2. Bring to a boil and cook under pressure for about 30 minutes, until the pork is tender but not overcooked.
3. Once the pressure cooker starts to whistle, set a timer for 30 minutes.
For the Wrap (Cabbage)
• Pechay Baguio (Napa cabbage)
• Sugar
• Salt
• Water
• Korean vinegar
Instructions for the Wrap
1. If the cabbage is too large, cut it in half. Rinse and set aside.
2. About 25 minutes before the pork is done, soak the cabbage in salt to prevent it from becoming too soft. Set aside.
3. To make the soaking mixture, combine 1/4 tablespoon sugar, 1 tablespoon salt, 1 cup water, and 1/4 cup Korean vinegar in a bowl. Mix until the sugar and salt are dissolved.
4. Soak the cabbage in the mixture to soften and enhance its flavor.
For the Kimchi (Daikon)
• Daikon radish
• Onion leeks
• Garlic
• Sugar
• Korean fish sauce
• Gochugaru (Korean chili powder)
Instructions for the Kimchi
1. Cut the daikon radish into long strips.
2. Sprinkle with salt, mix, and let sit for about 10 minutes.
3. While the daikon is soaking, chop the onion leeks and garlic.
4. After 10 minutes, rinse the daikon to remove the salt and squeeze out excess water.
5. Combine the daikon, garlic, and onion leeks in a bowl.
6. Add 1/2 tablespoon sugar, 1/2 tablespoon Korean fish sauce, and gochugaru to taste. Mix well and adjust seasoning as needed.
For the Dip Sauce (Saeu-jeot)
• 1 tablespoon Saeu-jeot (salted shrimp)
• A little water
• Minced garlic
• Sugar
• Sesame seeds
• Chopped onion leeks
• Chili flakes
Instructions for the Dip Sauce
1. Place 1 tablespoon Saeu-jeot in a small dish.
2. Add a little water to adjust the consistency.
3. Mix in minced garlic, sugar, sesame seeds, chopped onion leeks, and chili flakes.

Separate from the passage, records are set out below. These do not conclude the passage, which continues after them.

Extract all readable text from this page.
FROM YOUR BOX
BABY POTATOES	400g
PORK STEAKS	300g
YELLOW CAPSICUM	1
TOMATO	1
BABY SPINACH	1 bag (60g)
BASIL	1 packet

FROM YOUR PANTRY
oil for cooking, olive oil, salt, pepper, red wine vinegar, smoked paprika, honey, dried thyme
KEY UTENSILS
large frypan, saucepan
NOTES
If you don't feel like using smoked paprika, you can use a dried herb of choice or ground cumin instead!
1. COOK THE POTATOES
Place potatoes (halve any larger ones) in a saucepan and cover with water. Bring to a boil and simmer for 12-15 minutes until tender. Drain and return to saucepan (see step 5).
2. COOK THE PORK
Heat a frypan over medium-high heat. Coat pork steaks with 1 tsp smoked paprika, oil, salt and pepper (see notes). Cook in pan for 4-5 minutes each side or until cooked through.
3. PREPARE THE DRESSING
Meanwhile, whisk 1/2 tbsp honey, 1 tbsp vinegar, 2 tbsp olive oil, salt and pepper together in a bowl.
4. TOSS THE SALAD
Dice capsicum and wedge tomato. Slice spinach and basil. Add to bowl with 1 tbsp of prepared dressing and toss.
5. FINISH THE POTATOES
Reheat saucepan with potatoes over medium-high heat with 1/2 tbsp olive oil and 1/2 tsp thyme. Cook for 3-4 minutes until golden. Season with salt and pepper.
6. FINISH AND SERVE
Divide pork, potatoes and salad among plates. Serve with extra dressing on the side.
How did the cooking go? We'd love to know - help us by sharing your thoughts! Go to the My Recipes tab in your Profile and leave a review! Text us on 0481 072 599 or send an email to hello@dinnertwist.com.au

This dipping sauce is the perfect partner for Bossam.
Final Instructions
1. Once the pork is cooked, cut it into bite-sized pieces and place them on a platter along with the kimchi, Saeu-jeot, and cabbage.
2. To eat, take a piece of cabbage, dip a piece of pork in the Saeu-jeot, place it on the cabbage, add a bit of kimchi on top, and enjoy all together.
DISCLAIMER: These recipes are not all originally mine. Some were taught to me by family and friends, and others are from my favorite chefs with a little twist based on my family's taste.